Print off your alignment file by selecting the Print option of the File menu and clicking on the OK button of the Print window. Once satisfied with your alignment output, use the Exit option of the File menu to get out of the GeneDoc program. You can either save your alignment changes or not, depending on your own needs.
Examine your tree file with the local machine's program treeview32. From the File menu select Open and navigate to the desired input data location. Once there, click on the name of the saved tree file.
The program has a number of different viewing options for the tree. These are shown by the second block of four control buttons [radial tree, cladogram, rectangular cladogram and phylogram]. Explore all the viewing options, printing off the version of the tree that makes the most phylogenetic sense to you.

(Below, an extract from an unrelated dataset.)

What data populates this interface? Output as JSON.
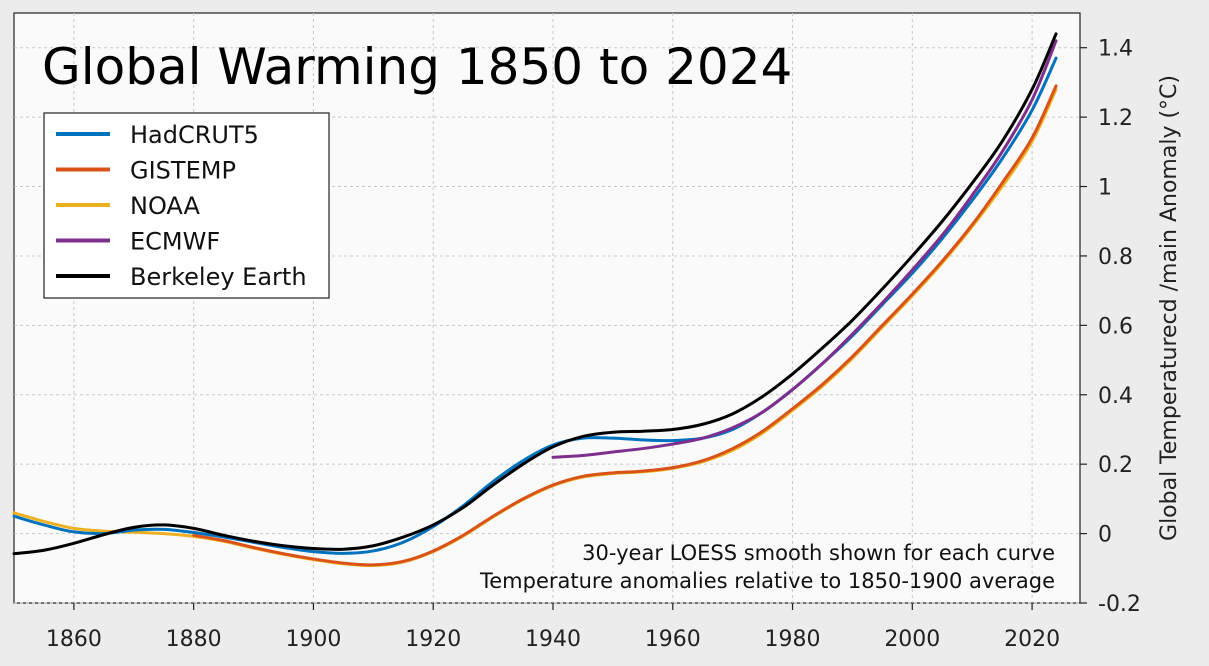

Print your desired tree by selecting the Print option of the File menu and clicking on the OK button of the Print window. Use the Exit option of the File menu to get out of the treeview32 program.
Now go back and look at the information collected on your proteins. Compare your recorded characterized hard copy pattern data with the generated alignment.
17. Do the found motifs align?
18. Just how conserved is the protein family being worked with?